Darwin’s leaf-eared mouse: helping plants grow in the desert

Image credit: Arica Foix, iNaturalist

Darwin’s leaf-eared mouse: helping plants grow in the desert

Our “Species of the Week” series highlights the flagship species of each of the 844 unique ecoregions contained within Earth’s bioregions.

A plateau of arid, red rock stretches for miles in the sun’s blaze, the Andes Mountains shimmering in the distance. The Atacama Desert, located in northern Chile, is widely considered the driest place in the world with an average rainfall of as little as 0.1 cm (0.04 in) per year.  Some parts of the desert have received almost no precipitation for centuries and look otherworldly, resembling the landscapes of the Moon and Mars. However, despite these harsh conditions, as the fictional Dr. Ian Malcolm proclaims in Jurassic Park, “Life, uh... finds a way.” Sparsely populated by humans, hundreds of different species of plants flourish as does one of the smallest and perhaps cutest mammals, Darwin’s leaf-eared mouse.

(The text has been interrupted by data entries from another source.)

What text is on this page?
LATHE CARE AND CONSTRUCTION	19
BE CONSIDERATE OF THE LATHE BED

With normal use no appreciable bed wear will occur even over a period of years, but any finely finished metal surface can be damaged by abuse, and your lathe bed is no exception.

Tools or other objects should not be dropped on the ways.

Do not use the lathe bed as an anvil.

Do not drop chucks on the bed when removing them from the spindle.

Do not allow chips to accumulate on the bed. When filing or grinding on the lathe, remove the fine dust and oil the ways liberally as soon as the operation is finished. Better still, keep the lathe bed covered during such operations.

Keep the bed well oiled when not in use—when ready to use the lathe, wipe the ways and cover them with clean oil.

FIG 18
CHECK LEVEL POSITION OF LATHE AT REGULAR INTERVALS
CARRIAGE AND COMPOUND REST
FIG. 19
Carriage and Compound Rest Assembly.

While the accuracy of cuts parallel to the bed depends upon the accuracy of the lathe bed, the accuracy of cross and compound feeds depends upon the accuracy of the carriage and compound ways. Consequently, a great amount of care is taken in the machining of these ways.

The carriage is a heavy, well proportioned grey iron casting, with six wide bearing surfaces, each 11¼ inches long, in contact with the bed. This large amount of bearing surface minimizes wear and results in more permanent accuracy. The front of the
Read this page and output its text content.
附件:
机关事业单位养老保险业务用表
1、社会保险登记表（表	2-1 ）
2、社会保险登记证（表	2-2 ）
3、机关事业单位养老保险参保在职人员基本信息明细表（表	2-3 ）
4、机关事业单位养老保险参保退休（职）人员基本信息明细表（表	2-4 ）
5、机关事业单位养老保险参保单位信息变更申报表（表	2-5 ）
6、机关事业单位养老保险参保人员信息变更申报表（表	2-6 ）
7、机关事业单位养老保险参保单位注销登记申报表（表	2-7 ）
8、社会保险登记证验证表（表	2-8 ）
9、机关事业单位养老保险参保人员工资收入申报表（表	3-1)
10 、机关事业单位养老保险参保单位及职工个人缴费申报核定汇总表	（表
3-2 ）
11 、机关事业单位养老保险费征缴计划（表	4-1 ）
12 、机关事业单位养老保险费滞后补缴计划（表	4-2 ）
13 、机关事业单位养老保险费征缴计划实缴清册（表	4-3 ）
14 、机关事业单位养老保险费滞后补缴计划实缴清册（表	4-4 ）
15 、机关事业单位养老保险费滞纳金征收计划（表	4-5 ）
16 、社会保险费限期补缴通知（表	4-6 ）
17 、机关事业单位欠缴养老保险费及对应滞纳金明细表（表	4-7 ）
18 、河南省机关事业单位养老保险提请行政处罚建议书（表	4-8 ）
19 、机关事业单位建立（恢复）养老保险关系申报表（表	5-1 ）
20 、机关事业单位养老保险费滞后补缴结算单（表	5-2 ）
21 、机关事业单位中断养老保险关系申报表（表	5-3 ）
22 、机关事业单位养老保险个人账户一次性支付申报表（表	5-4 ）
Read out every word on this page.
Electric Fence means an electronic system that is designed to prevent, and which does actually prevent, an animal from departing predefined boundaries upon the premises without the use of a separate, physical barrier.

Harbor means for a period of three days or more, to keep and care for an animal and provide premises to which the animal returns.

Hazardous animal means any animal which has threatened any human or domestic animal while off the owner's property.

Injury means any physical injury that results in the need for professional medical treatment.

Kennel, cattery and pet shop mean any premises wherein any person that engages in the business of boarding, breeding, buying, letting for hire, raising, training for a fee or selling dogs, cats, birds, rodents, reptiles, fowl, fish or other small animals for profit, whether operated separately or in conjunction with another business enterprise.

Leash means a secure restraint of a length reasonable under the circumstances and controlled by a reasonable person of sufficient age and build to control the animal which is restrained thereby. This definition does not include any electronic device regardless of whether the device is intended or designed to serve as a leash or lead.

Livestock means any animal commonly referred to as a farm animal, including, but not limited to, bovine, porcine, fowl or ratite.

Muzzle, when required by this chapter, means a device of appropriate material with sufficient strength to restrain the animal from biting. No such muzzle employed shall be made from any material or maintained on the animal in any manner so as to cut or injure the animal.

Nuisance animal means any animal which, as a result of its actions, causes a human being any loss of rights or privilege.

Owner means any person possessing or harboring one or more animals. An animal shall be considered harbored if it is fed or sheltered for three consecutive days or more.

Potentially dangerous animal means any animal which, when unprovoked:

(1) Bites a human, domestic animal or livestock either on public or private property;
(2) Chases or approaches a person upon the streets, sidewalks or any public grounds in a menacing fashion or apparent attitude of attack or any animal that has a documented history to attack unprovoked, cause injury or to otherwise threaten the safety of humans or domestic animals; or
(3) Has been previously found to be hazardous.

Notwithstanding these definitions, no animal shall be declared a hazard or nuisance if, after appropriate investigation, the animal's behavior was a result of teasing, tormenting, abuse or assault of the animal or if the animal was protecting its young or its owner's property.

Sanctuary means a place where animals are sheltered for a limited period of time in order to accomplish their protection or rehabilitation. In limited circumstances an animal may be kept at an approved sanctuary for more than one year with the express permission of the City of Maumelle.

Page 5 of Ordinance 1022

The Darwin’s leaf-eared mouse is the flagship species of the Atacama Desert ecoregion, located in the South American Coastal Deserts bioregion (NT8).

Acquiring their name from the famed biologist himself, Charles Darwin studied this species during his research expedition aboard the Beagle that took place from 1831-1836. High in abundance for such a desolate place, they were intriguing and easy to observe. These mice are medium-sized (20-100 g) and have quite large ears that are leaf-like in appearance. Their fur is relatively long, thick, and sandy colored with dark undertones. This allows them to camouflage within the desert’s dry vegetation and dirt.

Image credit: El Rodrigo Silva, iNaturalist

The reason Darwin’s leaf-eared mouse has been so successful in this seemingly barren region is their flexible diet. Omnivorous, these mice will eat insects, seeds, various grasses, and other plants. They also have adapted to this climate by obtaining most of their water supply from diverse flora species. Moist berries and seeds too help colonies, or ‘mischiefs’, of Darwins thrive. Darwin also named females 'does', males 'bucks', and young 'pinkies’.

Imperative to this challenging ecosystem, Darwin’s leaf-eared mice help the plants they consume continue to grow in this climate. Droppings are scattered across the desert containing seeds and are provided with moisture when planted. Although usually taking refuge in higher altitudes, when this leaf-eared mouse is found closer to sea level, it becomes a food staple for many species. Zorro chillas (South American gray foxes), great horned owls, Harris’s hawks, and black-chested buzzard-eagles all rely on the Darwins. In the Atacama, as Darwin noted, even the smallest creature can have the biggest impact.